Aujourd’hui, révolté par le vol et le pillage des objets d’art africain par les colons, les explorateurs et les missionnaires, il déplore l’imposition du modèle commercial de l’art africain contemporain par les collectionneurs privées et les musées d’exposition des nations hors d’Afrique. 

Ce qu’il dénonce, c’est le manque d’approche culturelle des nations d’Afrique. Barthelemy Toguo considère ainsi que les élites du continent et de la diaspora doivent se réveiller, au motif qu’après la déficience de l’art traditionnel, c’est actuellement l’art contemporain qui quitte également l’Afrique.  

C’est ce cadre qu’il tente de combattre en ouvrant dans son pays, le Cameroun, un espace, à la fois résidence d’artistes et musée, « Bandjoun Station », qui accueille la création locale, mais aussi des artistes du monde entier. Le tout dans un objectif non lucratif sur trois hectares, et abritant une ferme expérimentale axé sur l’indépendance alimentaire.

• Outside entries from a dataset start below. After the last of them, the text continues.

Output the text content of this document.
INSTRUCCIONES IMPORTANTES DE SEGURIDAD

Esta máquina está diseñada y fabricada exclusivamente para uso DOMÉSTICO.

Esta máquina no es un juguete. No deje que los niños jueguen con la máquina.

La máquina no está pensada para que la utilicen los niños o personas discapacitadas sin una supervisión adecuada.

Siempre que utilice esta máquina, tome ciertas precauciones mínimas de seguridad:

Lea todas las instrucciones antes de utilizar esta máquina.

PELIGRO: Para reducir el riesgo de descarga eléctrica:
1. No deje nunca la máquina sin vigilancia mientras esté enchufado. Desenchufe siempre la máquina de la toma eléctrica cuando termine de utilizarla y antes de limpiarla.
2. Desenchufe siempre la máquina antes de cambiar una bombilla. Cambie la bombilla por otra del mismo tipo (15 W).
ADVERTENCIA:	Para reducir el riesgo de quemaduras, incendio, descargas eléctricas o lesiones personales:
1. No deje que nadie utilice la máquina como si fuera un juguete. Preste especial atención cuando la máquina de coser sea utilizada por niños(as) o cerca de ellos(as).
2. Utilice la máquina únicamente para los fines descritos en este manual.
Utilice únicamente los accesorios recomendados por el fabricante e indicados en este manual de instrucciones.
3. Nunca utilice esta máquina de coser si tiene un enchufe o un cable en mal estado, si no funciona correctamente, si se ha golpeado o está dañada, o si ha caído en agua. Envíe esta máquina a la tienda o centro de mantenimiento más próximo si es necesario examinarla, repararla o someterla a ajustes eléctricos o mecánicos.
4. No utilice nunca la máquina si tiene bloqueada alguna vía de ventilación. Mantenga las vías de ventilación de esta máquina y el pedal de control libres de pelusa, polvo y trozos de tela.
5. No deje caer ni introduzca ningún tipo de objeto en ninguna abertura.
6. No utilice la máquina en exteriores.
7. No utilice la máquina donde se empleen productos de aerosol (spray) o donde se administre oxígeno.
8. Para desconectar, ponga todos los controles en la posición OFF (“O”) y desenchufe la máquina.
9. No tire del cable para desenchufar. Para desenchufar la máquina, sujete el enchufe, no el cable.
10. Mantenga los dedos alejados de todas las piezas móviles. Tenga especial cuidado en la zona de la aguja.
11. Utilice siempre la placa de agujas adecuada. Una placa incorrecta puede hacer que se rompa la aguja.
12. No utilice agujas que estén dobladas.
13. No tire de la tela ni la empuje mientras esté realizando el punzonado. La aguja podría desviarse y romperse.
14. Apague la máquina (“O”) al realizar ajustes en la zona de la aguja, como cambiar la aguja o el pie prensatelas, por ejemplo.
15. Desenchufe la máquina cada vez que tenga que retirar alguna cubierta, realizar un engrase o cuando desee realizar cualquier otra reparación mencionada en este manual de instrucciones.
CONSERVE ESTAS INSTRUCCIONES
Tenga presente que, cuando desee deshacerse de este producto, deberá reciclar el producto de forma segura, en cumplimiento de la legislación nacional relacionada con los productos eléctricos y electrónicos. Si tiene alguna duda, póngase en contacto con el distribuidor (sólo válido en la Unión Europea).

Finaliste du prix Marcel Duchamp en 2016, le Centre Pompidou l’a accueilli pour exposer aux côtés des autres participants, Kader Attia qui remportera l’édition de cette même année, Yto Barrada et Ulla von Brandenburg. Il propose l’œuvre l’œuvre « Vaincre le virus », soit dix-huit vases en porcelaine de deux mètres de haut, peintes d’images louant la lutte contre le sida et Ebola. Ce qui pour lui s’adresse à une sorte de réceptacle d’eau, qui régénère lorsqu’elle est saine, peut être une source de menace lorsqu’elle est contaminée. Une sorte d’attrait pour notre conscience à tous.   Rappelons-le, l’exposition « Désir d’humanité, les univers de Barthélémy Toguo » se poursuit jusqu’au 5 décembre 2021 à la Fondation Dapper à Paris.